Gejala Personalisasi Birokrai
Oleh Frans Anggal
Kepala Badan Kesbanglinmas Kabupaten Lembata Gregorius Pesa Nilan melarang semua ormas, LSM, aliansi, forum, dan konsorsium melakukan aksi jika belum tercatat secara resmi. Satu di antaranya, Aldiras (Aliansi Kebenaran dan Keadilan Antikekerasan). Tanggapan Aldiras? Ini cara pemerintah membungkam Aldiras (Flores Pos Kamis 22 April 2010).
Tanggapan Aldiras masuk akal. Pelarangan itu tidak lahir dari kehampaan. Ada konteksnya. Konteksnya: kasus pembunuhan Yoakim Langoday. Aldiras lahir karena kasus ini. Ia forum bagi beberapa elemen masyarakat yang punya tujuan sama. Tegaknya kebenaran dan keadilan dalam proses hukum kasus Langoday.
Dari tujuannya, forum ini berhasil. Lima pelaku pembunuhan Langoday divonis 15-17 tahun penjara. Salah satunya, Erni Manuk, putri Andreas Duli Manuk bupati Lembata. Hingga di sini, Aldiras tidak diapa-apakan. Keberadaannya baru mulai dipersoalkan ketika aksinya menohok bupati.
Pada demo Senin 12 April 2010, Aldiras mendesak Bupati Ande Manuk turun. Sang bupati diduga kuat sebagai otak pembunuhan Langoday. Demikian pernyataan Sekretaris Aldiras Alex Murin dalam orasinya. Alex Murin pun dilaporkan ke polisi oleh bupati. Deliknya: pencemaran nama baik dan perbuatan tidak menyenangkan.
Menyusul laporan bupati inilah, Kesbanglinmas keluarkan pelarangan aksi bagi semua ormas, LSM, aliansi, forum, dan konsorsium yang belum tercatat resmi. Aldiras pun kena batunya, karena memang belum tercatat. Kalau sebelumnya bupati ditohok Aldiras, kini Aldiras yang balik ditohok. Tohokan pertama: laporan pencemaran nama baik dan perbuatan tidak menyenangkan. Tohokan kedua: pelarangan aksi.
Dengan konteks seperti ini, sulit untuk tidak menyimpulkan, Aldiras sedang diserang balik. Dalam istilah Aldiras sendiri, mereka sedang dibungkam. Masuk akal. Sebab, kalau tindakan Kesbanglinmas itu murni atas nama aturan, kenapa tidak dari dulu-dulu? Kenapa baru pada saat ketika bupati merasa sangat dirugikan?

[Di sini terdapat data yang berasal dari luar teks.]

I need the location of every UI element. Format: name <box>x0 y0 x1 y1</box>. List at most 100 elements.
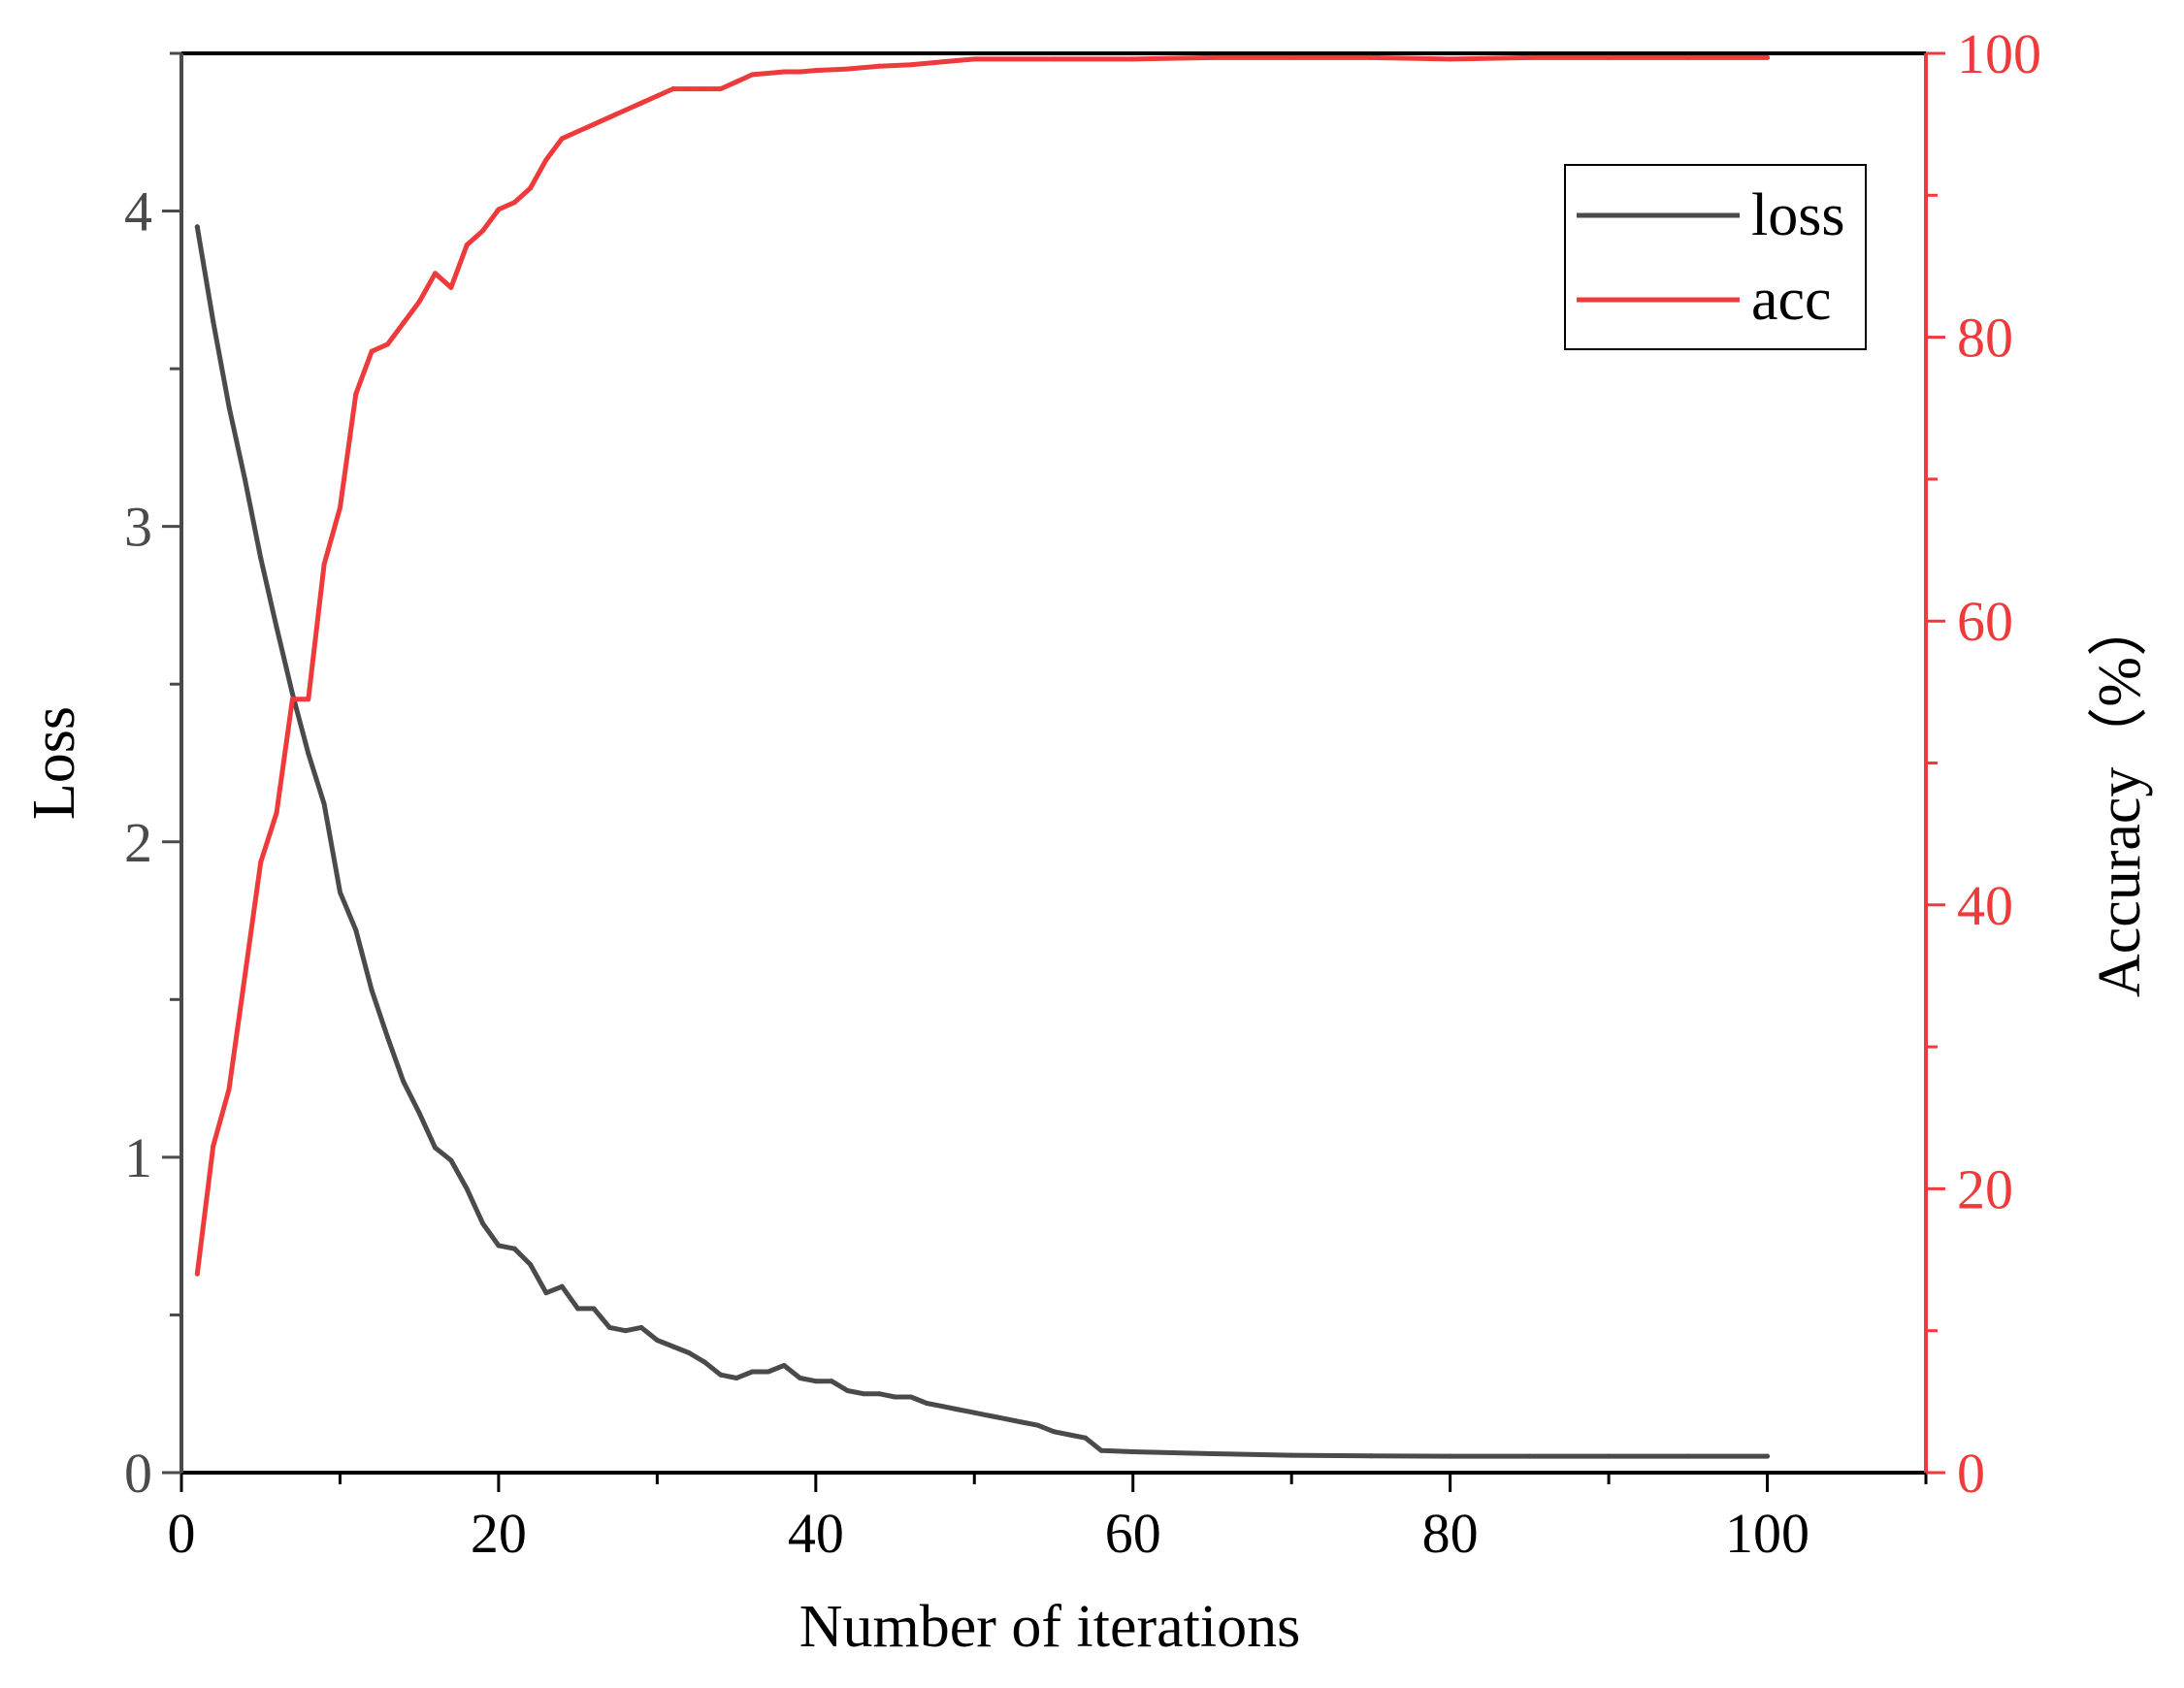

Pertanyaan ini perlu diajukan. Sebab, Kesbanglinmas itu salah satu organnya bupati (baca: penguasa). Setiap pengusa selalu tergoda menyalahgunakan (organ) kekuasaannya demi kepentingannya sendiri. Demi pembenaran diri. Demi pembelaan diri. Demi langgeng dan besarnya kekuasaannya sendiri. Aldiras boleh jadi sedang menghadapi kemungkinan seperti ini.
Kemungkinan itu ada, terutama dari presedennya. Dalam proses hukum kasus Langoday, kuat terkesan, organ kekuasaan tampil sebagai saksi untuk kepentingan alibi Erni Manuk, anaknya bupati, dan bukan untuk ’kepentingan’ si terbunuh Yoakim Langoday, kabid dinas perikanan, bawahannya bupati.
Ini gejala apa? Personalisasi birokrasi! Istilah sosiolog Peter L Berger. Masuknya pola-pola emosionalitas dan hubungan pribadi ke dalam struktur birokrasi. Gejala ini pula yang terkesan melekat pada Kesbanglinmas vs Aldiras. Terkesan, demi kepentingan personal bupati, Aldiras harus dibungkam. Harus tercatat resmi dulu di Kesbanglinmas, baru boleh melakukan aksi.
Aneh. Aldiras itu bukan lembaga permanen. Ia tidak punya AD/ART. Sifatnya temporer. Kenapa harus dicatat? Bikin habis waktu, tenaga, kertas, dan tinta saja. Saking anehnya persyaratan ini, kita patut dapat menduga, ini satu cara membungkam Aldiras. Dengan kata lain, persyaratan itu bukan demi sebuah ”orde” (tata aturan), tapi demi sebuah ”order” (pesanan). Order siapa?